Do the Alphabet song and Twinkle, Twinkle Little Star have the same tune?
-Figured that one out at age ~4
Why did you just try singing the two songs above?
-I didn't
Why do they call it an asteroid when it's outside the hemisphere, but call it a hemorrhoid when it's in your butt?
-Tis why english is the most difficult language to learn.
Did you ever notice that when you blow in a dog's face, he gets mad at you, but when you take him for a car ride; he sticks his head out the window?
-If I blew in my dog's face, I wouldnt have a face.
FormulaLT1
04-07-2005, 07:58 PM
:rofl: good stuff
blues02TA
04-08-2005, 03:50 AM
Some of those are pretty good... here are a bunch of them I came across the other day (some were already listed in this thread):
http://www.goodquotes.com/funnythoughts.htm
http://www.goodquotes.com/funnythoughts.htm
dugie6551
04-08-2005, 07:40 AM
Boooooo ... to Tman for taking the time to answer the questions logically !!!!
Cyprus106
04-08-2005, 11:31 AM
Actually, they DO fire you, if you're more than just a blue collar worker. And if you drink it in the factory, you're fired. My mother is friends with the wife of the district distributor somethigoranother for the Pepsi Bottling Plant here in town, and nobody in their FAMILY can drink coke AT ALL. His WIFE cannot drink coke. My mother's in some sort of ladie's group with her and if they meet at a restaurant that only serves coke, she has to order water or ice tea or something. If someone from the Plant or anything sees them drinking it, they're automatically fired.
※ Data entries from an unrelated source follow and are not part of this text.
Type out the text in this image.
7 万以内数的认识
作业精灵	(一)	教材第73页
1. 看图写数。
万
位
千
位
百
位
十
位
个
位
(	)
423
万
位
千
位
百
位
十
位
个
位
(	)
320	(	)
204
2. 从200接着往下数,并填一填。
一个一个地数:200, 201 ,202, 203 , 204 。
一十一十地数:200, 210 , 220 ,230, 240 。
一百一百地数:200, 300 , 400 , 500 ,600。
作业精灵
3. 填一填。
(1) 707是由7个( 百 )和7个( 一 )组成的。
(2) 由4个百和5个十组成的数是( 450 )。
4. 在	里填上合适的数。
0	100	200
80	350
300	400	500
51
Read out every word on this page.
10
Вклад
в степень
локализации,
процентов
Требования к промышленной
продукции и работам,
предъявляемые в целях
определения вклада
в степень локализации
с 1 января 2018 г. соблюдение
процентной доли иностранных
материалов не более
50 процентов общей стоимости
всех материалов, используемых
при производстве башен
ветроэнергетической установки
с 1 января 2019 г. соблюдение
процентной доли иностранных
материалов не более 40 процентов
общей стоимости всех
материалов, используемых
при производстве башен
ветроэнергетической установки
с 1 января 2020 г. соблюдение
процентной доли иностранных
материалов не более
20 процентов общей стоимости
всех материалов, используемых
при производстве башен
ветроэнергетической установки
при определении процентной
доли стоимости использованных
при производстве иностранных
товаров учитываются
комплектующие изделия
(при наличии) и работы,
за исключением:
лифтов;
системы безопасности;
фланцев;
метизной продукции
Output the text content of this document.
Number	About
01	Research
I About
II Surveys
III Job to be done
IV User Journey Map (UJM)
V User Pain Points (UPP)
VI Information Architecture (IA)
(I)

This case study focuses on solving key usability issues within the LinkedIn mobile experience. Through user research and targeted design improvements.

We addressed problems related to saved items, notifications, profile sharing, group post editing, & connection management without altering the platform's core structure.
Now I personally wouldn't actually want to live my life in fear of a carbonated beverage.
Now I personally wouldn't actually want to live my life in fear of a carbonated beverage.
honda_racing101
04-09-2005, 10:14 PM
damn, you totally got me with the twinkle twinkle abc's thing
WickedNYCowboy
04-10-2005, 12:35 AM
Why does Goofy stand erect while Pluto remains on all four? Their both dogs.
I have always wondered this.
I am glad I aint the only one who has wondered that.
I have always wondered this.
I am glad I aint the only one who has wondered that.